Polymeric Membranes Incorporating Metal–Organic Frameworks (MOFs) for Toxic Gas (VOC) Capture – Applications in Fire Safety and Industrial Filtration

Location

Canada Research Chair (Tier 1) in Rheology for the Development of Advanced Polymeric Materials
École de Technologie supérieure (ÉTS), Montreal, Canada

Context

Fire incidents and many industrial environments expose workers to toxic gases, including volatile organic compounds (VOCs), solvents, and hazardous fumes. Protecting against these contaminants is a major health and safety challenge. Current filtration materials are often heavy, poorly selective, and exhibit limited breathability, which reduces both their effectiveness and user comfort.

In this context, developing next-generation filtration membranes is essential. Nanofibrous membranes produced by electrospinning or blow spinning offer a significant advantage: their fibrous structure provides an extremely high specific surface area and controlled porosity, enabling more efficient capture of toxic compounds while maintaining excellent air permeability.

At the same time, next-generation adsorbent materials—particularly Metal–Organic Frameworks (MOFs)—have seen remarkable development in recent years. Thanks to their exceptionally high surface area, tunable porosity, and the possibility of chemically functionalizing their active sites, MOFs provide outstanding adsorption capacity and selectivity toward a wide range of VOCs and toxic gases. 

PhD Objectives

This project aims to develop ultra-lightweight, highly selective, and high-performance nanofibrous membranes integrating MOFs within polymer matrices, in order to combine physical filtration and chemical adsorption for efficient capture of VOCs and toxic gases.

Research Plan

The PhD candidate will:

1. Improve and optimize a blow spinning system available in the laboratory

2. Optimize the fabrication of polymer fibers following the selection of suitable polymers

3. Synthesize MOFs

4. Integrate MOFs into the fibers

5. Develop high-performance filtration membranes

6. Evaluate VOC and solvent capture performance

Research Environment

During this PhD, the student will develop strong expertise in process engineering, materials science, and functional performance evaluation of advanced filtration systems, with a particular focus on personal protection in extreme environments. The candidate will also acquire highly valuable skills in equipment design and process scale-up, formulation of functional polymeric materials, integration of nanomaterials such as MOFs, and advanced characterization techniques (rheology, morphology, mechanical and transport properties).

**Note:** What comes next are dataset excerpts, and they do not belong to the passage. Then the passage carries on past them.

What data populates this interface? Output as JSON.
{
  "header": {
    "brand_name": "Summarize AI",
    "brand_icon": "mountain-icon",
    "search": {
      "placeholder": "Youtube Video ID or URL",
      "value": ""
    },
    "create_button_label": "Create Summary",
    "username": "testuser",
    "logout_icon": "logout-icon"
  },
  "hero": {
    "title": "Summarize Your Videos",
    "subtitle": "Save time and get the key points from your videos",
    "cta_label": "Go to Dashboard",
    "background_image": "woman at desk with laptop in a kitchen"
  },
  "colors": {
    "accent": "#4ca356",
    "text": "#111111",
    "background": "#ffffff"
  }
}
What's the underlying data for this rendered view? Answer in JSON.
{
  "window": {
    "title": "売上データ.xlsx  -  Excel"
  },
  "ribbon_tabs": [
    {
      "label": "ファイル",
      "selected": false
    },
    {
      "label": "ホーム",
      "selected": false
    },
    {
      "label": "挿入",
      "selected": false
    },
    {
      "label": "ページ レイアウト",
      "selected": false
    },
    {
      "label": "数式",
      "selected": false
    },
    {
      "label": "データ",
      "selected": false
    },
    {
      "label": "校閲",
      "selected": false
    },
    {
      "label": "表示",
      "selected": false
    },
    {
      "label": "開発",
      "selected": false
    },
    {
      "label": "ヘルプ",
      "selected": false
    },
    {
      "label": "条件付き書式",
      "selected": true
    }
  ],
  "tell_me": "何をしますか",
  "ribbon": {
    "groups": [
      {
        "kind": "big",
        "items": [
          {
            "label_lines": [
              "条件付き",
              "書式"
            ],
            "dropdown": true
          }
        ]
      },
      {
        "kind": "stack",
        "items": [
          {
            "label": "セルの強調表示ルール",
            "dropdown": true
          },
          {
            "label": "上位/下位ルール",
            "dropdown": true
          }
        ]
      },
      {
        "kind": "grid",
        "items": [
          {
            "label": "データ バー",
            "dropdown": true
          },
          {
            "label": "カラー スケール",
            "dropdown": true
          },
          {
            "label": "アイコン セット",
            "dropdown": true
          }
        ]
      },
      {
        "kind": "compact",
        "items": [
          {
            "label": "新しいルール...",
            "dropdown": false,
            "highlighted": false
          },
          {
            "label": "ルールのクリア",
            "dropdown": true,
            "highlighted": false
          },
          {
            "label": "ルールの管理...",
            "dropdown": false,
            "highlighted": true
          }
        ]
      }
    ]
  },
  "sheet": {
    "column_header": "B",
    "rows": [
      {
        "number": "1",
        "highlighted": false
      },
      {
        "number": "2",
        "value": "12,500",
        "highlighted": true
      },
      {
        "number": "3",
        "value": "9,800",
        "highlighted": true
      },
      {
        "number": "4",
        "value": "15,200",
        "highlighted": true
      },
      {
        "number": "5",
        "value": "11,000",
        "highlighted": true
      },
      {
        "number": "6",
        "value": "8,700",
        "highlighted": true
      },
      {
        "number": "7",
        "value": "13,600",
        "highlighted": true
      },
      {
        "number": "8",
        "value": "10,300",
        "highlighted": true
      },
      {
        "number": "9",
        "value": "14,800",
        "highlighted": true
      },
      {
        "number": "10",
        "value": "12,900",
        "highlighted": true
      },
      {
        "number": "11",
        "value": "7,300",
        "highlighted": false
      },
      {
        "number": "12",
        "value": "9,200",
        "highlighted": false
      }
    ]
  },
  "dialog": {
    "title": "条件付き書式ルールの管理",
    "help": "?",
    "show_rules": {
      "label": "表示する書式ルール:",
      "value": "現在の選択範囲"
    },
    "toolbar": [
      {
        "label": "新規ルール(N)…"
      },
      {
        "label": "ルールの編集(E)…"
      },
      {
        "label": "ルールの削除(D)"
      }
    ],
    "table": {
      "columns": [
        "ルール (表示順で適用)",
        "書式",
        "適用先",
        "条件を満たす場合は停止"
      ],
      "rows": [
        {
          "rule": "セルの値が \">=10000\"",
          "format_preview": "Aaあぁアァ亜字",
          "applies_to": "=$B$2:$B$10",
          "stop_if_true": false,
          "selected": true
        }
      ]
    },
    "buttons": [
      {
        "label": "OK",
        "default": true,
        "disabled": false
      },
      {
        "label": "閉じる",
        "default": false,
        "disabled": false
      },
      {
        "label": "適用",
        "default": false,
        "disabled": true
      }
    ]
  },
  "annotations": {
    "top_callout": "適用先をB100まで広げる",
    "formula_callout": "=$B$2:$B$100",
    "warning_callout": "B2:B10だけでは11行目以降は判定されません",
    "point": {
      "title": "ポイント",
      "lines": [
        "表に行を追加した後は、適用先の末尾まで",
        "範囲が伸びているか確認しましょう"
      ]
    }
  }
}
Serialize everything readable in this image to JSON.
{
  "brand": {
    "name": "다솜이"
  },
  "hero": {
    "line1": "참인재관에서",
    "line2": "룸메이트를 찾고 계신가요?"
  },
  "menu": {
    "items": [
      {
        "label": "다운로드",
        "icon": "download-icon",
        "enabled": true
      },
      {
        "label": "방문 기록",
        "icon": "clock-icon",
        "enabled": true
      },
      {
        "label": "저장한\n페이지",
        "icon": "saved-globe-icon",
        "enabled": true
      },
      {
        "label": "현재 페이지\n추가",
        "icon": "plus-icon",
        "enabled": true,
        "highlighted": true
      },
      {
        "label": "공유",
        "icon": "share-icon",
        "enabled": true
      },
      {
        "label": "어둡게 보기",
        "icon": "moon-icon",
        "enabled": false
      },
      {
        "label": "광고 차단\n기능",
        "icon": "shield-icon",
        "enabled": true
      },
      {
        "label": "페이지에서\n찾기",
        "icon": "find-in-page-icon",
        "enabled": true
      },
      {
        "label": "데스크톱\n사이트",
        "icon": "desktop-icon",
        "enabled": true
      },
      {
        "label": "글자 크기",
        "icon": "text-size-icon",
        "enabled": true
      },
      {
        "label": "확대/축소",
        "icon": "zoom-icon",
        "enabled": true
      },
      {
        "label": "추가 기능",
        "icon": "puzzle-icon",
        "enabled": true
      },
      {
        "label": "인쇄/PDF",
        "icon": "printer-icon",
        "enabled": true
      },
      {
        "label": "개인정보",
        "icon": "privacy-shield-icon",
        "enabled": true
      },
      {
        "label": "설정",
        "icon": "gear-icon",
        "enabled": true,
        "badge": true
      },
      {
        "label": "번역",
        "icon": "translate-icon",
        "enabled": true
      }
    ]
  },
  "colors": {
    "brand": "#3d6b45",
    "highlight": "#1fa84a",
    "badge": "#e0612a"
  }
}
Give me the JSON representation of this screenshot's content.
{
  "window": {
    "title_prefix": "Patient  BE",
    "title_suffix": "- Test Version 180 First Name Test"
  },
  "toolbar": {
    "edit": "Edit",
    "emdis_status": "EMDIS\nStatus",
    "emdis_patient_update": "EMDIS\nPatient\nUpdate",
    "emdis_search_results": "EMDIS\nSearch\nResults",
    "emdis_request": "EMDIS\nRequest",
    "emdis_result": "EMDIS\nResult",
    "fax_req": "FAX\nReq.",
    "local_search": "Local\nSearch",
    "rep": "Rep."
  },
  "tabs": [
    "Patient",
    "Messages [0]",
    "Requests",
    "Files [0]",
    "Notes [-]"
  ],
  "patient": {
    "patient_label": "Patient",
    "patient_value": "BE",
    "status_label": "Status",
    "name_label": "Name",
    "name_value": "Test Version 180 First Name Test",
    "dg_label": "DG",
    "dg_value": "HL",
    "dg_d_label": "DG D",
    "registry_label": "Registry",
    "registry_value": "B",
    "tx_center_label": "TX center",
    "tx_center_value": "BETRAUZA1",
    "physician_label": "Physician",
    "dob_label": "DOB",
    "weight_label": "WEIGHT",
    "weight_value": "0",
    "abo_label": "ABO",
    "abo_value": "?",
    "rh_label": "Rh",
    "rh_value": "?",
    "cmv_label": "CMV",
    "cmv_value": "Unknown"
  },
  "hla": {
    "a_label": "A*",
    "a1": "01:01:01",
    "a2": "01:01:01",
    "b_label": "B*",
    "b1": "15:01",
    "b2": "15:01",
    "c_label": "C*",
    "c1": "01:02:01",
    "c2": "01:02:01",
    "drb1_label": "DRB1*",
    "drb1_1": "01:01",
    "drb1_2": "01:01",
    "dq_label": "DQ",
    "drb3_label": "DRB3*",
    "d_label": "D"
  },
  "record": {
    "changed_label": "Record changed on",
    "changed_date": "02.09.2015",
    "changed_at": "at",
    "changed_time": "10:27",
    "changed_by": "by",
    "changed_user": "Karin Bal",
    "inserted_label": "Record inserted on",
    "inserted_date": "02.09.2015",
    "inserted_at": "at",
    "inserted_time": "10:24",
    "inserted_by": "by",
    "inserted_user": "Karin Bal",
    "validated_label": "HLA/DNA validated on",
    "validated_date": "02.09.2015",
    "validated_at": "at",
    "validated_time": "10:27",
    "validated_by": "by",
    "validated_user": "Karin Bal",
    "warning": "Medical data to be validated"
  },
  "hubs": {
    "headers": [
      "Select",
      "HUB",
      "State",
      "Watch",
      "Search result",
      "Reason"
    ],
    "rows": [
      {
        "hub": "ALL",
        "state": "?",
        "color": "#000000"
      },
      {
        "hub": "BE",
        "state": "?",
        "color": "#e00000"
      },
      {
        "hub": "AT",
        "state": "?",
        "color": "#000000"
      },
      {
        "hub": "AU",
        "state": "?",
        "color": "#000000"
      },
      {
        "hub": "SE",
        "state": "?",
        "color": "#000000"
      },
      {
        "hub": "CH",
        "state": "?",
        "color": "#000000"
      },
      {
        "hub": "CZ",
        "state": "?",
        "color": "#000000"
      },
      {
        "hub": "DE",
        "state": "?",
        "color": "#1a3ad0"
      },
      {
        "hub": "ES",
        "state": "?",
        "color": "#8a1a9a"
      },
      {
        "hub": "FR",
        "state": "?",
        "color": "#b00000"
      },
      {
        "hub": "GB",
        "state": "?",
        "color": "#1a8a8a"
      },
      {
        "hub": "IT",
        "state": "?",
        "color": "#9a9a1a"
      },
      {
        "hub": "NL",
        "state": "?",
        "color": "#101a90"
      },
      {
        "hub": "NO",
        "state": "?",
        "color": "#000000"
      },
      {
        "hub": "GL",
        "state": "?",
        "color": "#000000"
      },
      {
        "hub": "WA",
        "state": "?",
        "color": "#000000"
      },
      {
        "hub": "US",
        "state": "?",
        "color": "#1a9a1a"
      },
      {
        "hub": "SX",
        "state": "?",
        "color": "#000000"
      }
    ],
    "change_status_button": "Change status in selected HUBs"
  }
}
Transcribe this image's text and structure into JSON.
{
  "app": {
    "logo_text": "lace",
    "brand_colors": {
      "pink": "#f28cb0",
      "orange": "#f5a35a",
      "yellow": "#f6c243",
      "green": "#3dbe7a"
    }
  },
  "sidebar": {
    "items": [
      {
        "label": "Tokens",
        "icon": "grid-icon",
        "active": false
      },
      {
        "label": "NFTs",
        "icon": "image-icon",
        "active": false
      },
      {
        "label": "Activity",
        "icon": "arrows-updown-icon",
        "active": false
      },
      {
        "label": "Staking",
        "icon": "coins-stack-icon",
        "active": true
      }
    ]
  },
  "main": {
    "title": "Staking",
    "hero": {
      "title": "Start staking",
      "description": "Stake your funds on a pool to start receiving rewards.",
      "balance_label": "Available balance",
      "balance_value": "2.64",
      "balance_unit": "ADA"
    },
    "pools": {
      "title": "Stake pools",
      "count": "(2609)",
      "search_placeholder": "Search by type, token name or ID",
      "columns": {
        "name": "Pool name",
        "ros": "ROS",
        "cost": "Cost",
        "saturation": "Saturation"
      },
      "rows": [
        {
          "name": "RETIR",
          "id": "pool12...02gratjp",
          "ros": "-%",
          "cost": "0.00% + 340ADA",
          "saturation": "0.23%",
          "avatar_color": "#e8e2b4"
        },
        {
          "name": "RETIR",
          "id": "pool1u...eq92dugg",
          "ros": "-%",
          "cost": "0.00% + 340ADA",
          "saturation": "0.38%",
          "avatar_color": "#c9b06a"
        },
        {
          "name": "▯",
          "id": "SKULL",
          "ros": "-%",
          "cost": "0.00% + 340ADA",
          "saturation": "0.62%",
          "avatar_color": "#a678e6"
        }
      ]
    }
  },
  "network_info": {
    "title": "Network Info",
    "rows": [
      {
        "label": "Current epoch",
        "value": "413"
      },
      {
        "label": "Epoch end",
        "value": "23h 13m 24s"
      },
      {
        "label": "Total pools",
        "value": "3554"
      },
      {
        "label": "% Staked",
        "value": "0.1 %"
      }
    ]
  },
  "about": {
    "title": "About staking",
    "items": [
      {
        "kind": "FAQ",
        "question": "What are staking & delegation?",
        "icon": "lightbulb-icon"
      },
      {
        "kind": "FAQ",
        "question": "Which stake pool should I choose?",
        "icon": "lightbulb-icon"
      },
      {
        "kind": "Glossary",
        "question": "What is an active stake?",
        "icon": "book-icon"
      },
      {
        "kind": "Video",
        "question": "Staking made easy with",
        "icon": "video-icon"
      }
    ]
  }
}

The project will provide comprehensive training in innovation and technology transfer, including opportunities to collaborate closely with industrial partners, contribute to patent applications, and publish results in high-impact scientific journals. The student will evolve in a dynamic research environment that promotes autonomy, creativity, and the development of transferable skills in project management, scientific communication, and interdisciplinary collaboration.

The PhD candidate will join the Canada Research Chair in Polymer Rheology, an internationally recognized research environment known for excellence in advanced rheology, functional polymeric materials, additive manufacturing and membrane development, as well as nanocomposites and MOFs. The Chair is supported by state-of-the-art infrastructure, including advanced rheometry, polymer processing platforms (extrusion, additive manufacturing, electrospinning), and comprehensive characterization tools. It benefits from strong industrial collaborations in energy, transportation, and advanced materials, as well as international academic partnerships across Europe, the Americas, and Asia. The supervision is multidisciplinary and provides a stimulating scientific environment focused on innovation and technology transfer.